Metals versus Non-metals: Chemical Evolution of Hydrogen and Helium Isotopes in the Milky Way
Abstract
Star formation drives changes in the compositions of galaxies, fusing H and He into heavier nuclei. This paper investigates the differences in abundance evolution between metal and non-metal isotopes using recent models of Galactic chemical evolution appropriate for the thin disk epoch. A strong degeneracy arises between metal yields from stellar populations and the mean Galactocentric radial velocity of the interstellar medium (ISM). Similar metallicities arise when increases (decreases) in metal yields are combined with increases (decreases) to the gas flow velocity.
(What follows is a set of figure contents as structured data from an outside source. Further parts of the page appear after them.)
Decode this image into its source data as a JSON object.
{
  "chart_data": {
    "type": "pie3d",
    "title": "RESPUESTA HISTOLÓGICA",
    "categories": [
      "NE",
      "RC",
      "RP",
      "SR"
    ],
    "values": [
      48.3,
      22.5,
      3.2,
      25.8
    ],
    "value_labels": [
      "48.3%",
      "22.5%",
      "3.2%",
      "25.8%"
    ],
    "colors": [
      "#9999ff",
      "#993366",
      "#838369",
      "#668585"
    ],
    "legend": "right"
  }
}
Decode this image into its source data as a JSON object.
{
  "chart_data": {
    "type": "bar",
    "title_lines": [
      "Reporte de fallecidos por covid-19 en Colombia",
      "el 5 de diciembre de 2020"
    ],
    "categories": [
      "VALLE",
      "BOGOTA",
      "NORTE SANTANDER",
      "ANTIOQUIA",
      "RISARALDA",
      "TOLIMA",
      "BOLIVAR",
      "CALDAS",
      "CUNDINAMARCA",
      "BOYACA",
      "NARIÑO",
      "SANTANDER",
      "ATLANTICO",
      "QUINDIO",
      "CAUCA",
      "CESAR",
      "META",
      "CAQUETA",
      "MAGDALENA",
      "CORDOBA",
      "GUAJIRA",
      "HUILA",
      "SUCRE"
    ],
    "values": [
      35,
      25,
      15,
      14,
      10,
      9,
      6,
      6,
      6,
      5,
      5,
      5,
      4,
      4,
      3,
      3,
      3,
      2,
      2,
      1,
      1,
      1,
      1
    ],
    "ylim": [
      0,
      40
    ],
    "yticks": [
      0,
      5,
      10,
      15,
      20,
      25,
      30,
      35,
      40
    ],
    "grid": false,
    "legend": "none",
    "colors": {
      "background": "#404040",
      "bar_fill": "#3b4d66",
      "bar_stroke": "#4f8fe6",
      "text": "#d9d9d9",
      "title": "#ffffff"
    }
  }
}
A similar degeneracy exists between metal yields and the rate of gas ejection from the ISM. We demonstrate that this degeneracy can be confidently broken with precise measurements of the hydrogen (D/H) and helium (3He/4He) isotope ratios in the Galactic ISM. At fixed O/H, higher metal yields lead to higher D/H and lower 3He/4He. Measurements available to date are not sufficiently precise or numerous to draw confident conclusions. A detailed inventory of non-metal isotopes in the Milky Way would provide critical empirical constraints for stellar and galactic astrophysics, as well as a new test of Big Bang Nucleosynthesis. We forecast that only 4 additional measurements of 3He/4He within 3 kpc of the Sun are required to measure the primordial 3He/4He ratio at 30\% precision. In parallel, empirical benchmarks on metal yields also have the power to inform stellar models, since absolute yield calculations carry factor of 2-3 uncertainties related to various complex processes (e.g., rotational mixing, convection, mass loss, failed supernovae).